Cependant, quelque chose tracassait Drissa et lui donnait des sueurs froides. Il ne s’était pas contenté de rêver. Il avait voulu goûter à cette vie-là aussi. Et, pour y parvenir, il avait accepté de faire ce qu’il regrettait à présent. Cela le hantait. Drissa Kanté était quelqu’un de foncièrement honnête. Et il savait que, si cela était découvert un jour, il perdrait son travail. Et peut-être bien davantage. Il ne voulait pas repartir — plus maintenant.

Les rues de Toulouse vibraient de cette énergie propre aux soirs d’été, quand il prit pied sur le trottoir, dans le tumulte des voitures. Il était 19 heures et la température frôlait encore les trente-cinq degrés. D’ordinaire, une telle chaleur ne régnait sur la ville qu’en juillet et en août. Il se réjouit. Il aimait la chaleur. Contrairement à la plupart des habitants de cette ville qui manquaient d’air, il respirait mieux ainsi.

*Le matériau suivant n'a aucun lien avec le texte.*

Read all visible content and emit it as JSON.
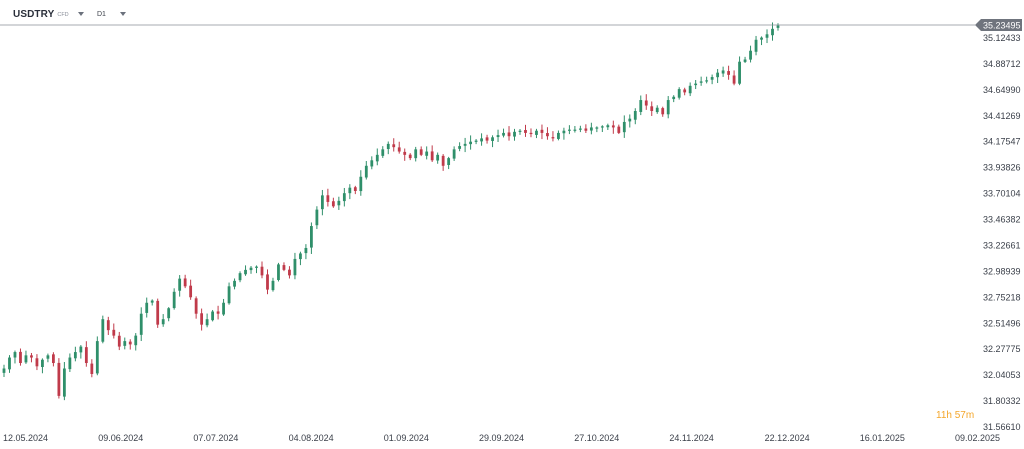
{
  "toolbar": {
    "symbol": "USDTRY",
    "symbol_type": "CFD",
    "timeframe": "D1"
  },
  "countdown": {
    "hours": "11",
    "h_unit": "h",
    "minutes": "57",
    "m_unit": "m"
  },
  "colors": {
    "up": "#2f8f6a",
    "down": "#c03a4a",
    "price_line": "#8a8f99",
    "price_tag_bg": "#6f747d",
    "axis_text": "#3b404a",
    "countdown": "#f4a62a"
  },
  "chart_data": {
    "type": "candlestick",
    "symbol": "USDTRY",
    "timeframe": "D1",
    "current_price": "35.23495",
    "y_ticks": [
      "35.12433",
      "34.88712",
      "34.64990",
      "34.41269",
      "34.17547",
      "33.93826",
      "33.70104",
      "33.46382",
      "33.22661",
      "32.98939",
      "32.75218",
      "32.51496",
      "32.27775",
      "32.04053",
      "31.80332",
      "31.56610"
    ],
    "x_ticks": [
      "12.05.2024",
      "09.06.2024",
      "07.07.2024",
      "04.08.2024",
      "01.09.2024",
      "29.09.2024",
      "27.10.2024",
      "24.11.2024",
      "22.12.2024",
      "16.01.2025",
      "09.02.2025"
    ],
    "ylim": [
      31.5661,
      35.2349
    ],
    "closes": [
      32.1,
      32.2,
      32.25,
      32.15,
      32.22,
      32.2,
      32.12,
      32.18,
      32.22,
      32.15,
      31.85,
      32.1,
      32.2,
      32.25,
      32.3,
      32.15,
      32.05,
      32.35,
      32.55,
      32.45,
      32.4,
      32.3,
      32.35,
      32.32,
      32.4,
      32.6,
      32.7,
      32.72,
      32.5,
      32.55,
      32.65,
      32.8,
      32.92,
      32.85,
      32.75,
      32.6,
      32.5,
      32.55,
      32.62,
      32.6,
      32.7,
      32.85,
      32.9,
      32.97,
      33.0,
      33.02,
      33.03,
      32.95,
      32.82,
      32.9,
      33.05,
      33.0,
      32.95,
      33.1,
      33.15,
      33.2,
      33.4,
      33.55,
      33.68,
      33.62,
      33.58,
      33.63,
      33.7,
      33.75,
      33.72,
      33.85,
      33.95,
      34.0,
      34.05,
      34.1,
      34.15,
      34.12,
      34.08,
      34.05,
      34.02,
      34.1,
      34.05,
      34.08,
      34.0,
      34.05,
      33.95,
      34.02,
      34.1,
      34.13,
      34.15,
      34.17,
      34.18,
      34.2,
      34.18,
      34.21,
      34.23,
      34.25,
      34.22,
      34.26,
      34.27,
      34.25,
      34.24,
      34.27,
      34.25,
      34.22,
      34.2,
      34.25,
      34.27,
      34.28,
      34.28,
      34.29,
      34.27,
      34.3,
      34.3,
      34.31,
      34.32,
      34.3,
      34.25,
      34.35,
      34.38,
      34.45,
      34.55,
      34.5,
      34.45,
      34.48,
      34.42,
      34.55,
      34.58,
      34.65,
      34.62,
      34.68,
      34.7,
      34.72,
      34.73,
      34.76,
      34.8,
      34.82,
      34.78,
      34.7,
      34.9,
      34.92,
      35.0,
      35.1,
      35.12,
      35.15,
      35.2,
      35.23
    ]
  }
}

Il s’assit à la terrasse du café L’Escale, place Arnaud-Bernard, salua Hocine, le patron, et commanda un thé à la menthe en attendant l’arrivée de ses deux amis, Soufiane et Boubacar. Un client se leva à une table voisine. S’approcha et se planta devant lui. Drissa leva les yeux et découvrit un homme dans la quarantaine, avec des cheveux bruns et gras, une bedaine qui tendait sa chemise d’un blanc douteux sous la veste fatiguée, et un visage impénétrable derrière des lunettes noires.

— Je peux m’asseoir ?

Le Malien soupira.

— J’attends des amis.

— Je n’en ai pas pour longtemps, Driss.

Drissa Kanté haussa les épaules. Zlatan Jovanovic se laissa tomber sur la petite chaise branlante, qui paraissait bien fragile pour son mètre quatre-vingt-treize et ses cent vingt kilos, son verre de bière à la main. Drissa fit tourner le sucre dans son petit verre fumant au bord doré, comme si de rien n’était.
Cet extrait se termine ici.